Quando ero piccola in casa mia le caramelle erano una merce rara, la mamma le acquistava ogni tanto nella drogheria a pochi passi da casa (allora tutti i negozi erano a pochi passi da casa) e poi le occultava in qualche angolo molto recondito della dispensa da dove emergevano solo raramente e, di solito, con la funzione di premio.

In genere ne circolavano due tipi (… e mai contemporaneamente): le mou e i fruttini.

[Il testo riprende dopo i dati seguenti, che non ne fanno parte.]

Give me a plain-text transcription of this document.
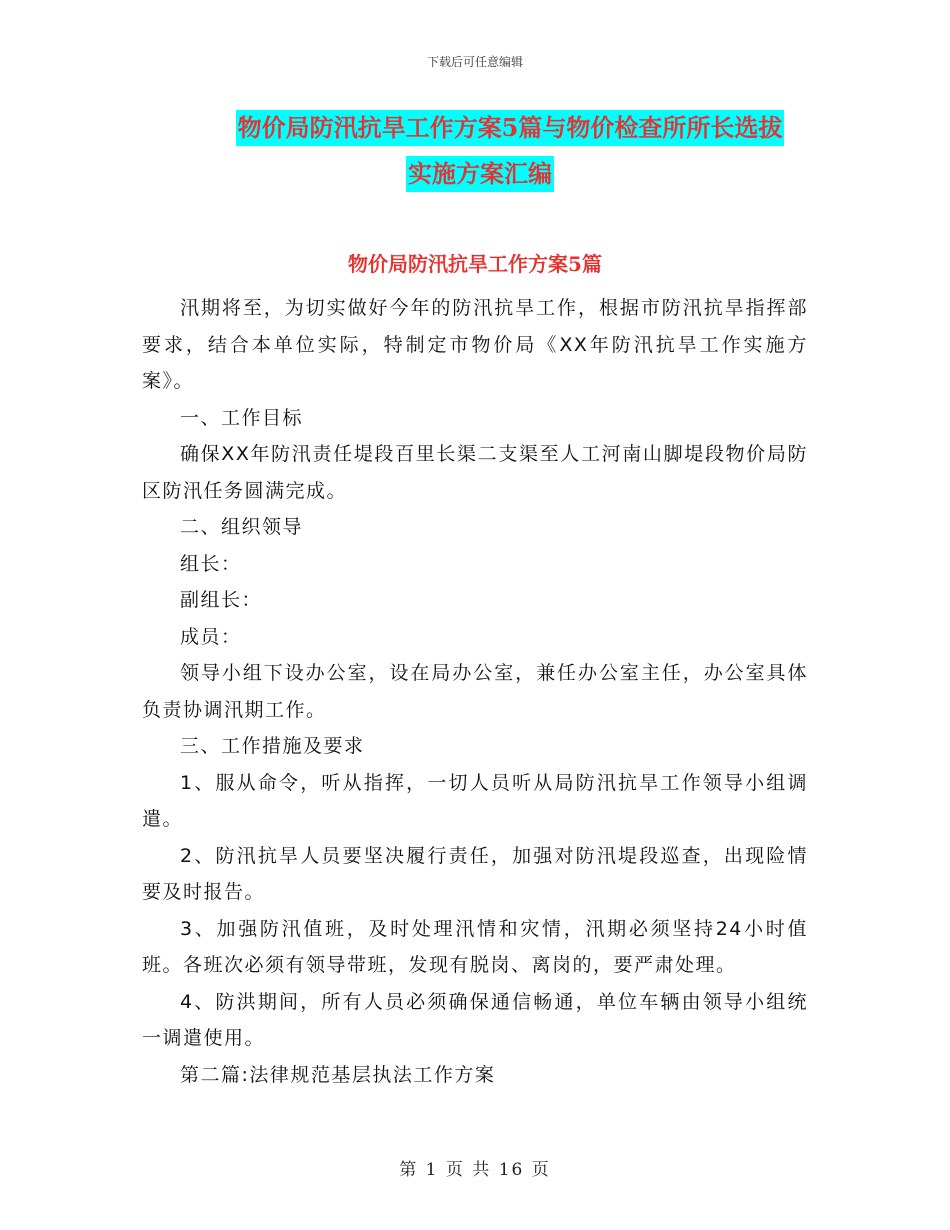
下载后可任意编辑
物价局防汛抗旱工作方案5篇与物价检查所所长选拔
实施方案汇编
物价局防汛抗旱工作方案5篇

汛期将至，为切实做好今年的防汛抗旱工作，根据市防汛抗旱指挥部要求，结合本单位实际，特制定市物价局《XX年防汛抗旱工作实施方案》。

一、工作目标

确保XX年防汛责任堤段百里长渠二支渠至人工河南山脚堤段物价局防区防汛任务圆满完成。

二、组织领导

组长：

副组长：

成员：

领导小组下设办公室，设在局办公室，兼任办公室主任，办公室具体负责协调汛期工作。

三、工作措施及要求

1、服从命令，听从指挥，一切人员听从局防汛抗旱工作领导小组调遣。

2、防汛抗旱人员要坚决履行责任，加强对防汛堤段巡查，出现险情要及时报告。

3、加强防汛值班，及时处理汛情和灾情，汛期必须坚持24小时值班。各班次必须有领导带班，发现有脱岗、离岗的，要严肃处理。

4、防洪期间，所有人员必须确保通信畅通，单位车辆由领导小组统一调遣使用。

第二篇:法律规范基层执法工作方案

第 1 页 共 16 页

Le “mou” erano dei cubetti morbidi avvolti in un incarto giallo e rosso (al quale spesso restavano appiccicate), erano dolcissime, a base di zucchero e latte, i “fruttini” invece erano delle sfere di zucchero, con un piccolo cuore più friabile, avvolte in un incarto colorato che, non appena invecchiavano un po’ acquistavano la consistenza del cemento ed era quasi impossibile morderle, bisognava per forza succhiarle (e quindi duravano infinitamente di più).

Sì perché non era giusto mordere le caramelle la cui dolcezza, così rara, doveva resistere a lungo.

La mia sarebbe stata un’infanzia di parsimoniosa “dolcezza” se non avessi avuto due nonne che si preoccupavano di incrementare, in modo abbastanza clandestino, la quantità di zuccheri che ingerivo.

La nonna materna prediligeva le caramelle “Rossana” eleganti nella loro confezione rossa, dure quanto basta, ma con un cuore morbido, cremoso e profumato che adoravo.

Le mie preferite erano tuttavia le caramelle della nonna paterna, le celeberrime “Nougatine” delle sfere di nocciole tritate e caramellate, avvolte in uno strato generoso di cioccolato fondente, riconoscibilissime per il volto di foggia africana con un turbante colorato disegnato sull’involucro.

Ogni tanto mi capita di incontrare di nuovo le caramelle della mia infanzia, ma ho spesso l’impressione che il sapore sia cambiato, forse perché è cambiato il mio gusto, forse perché hanno perso l senso di rarità che le rendeva preziose.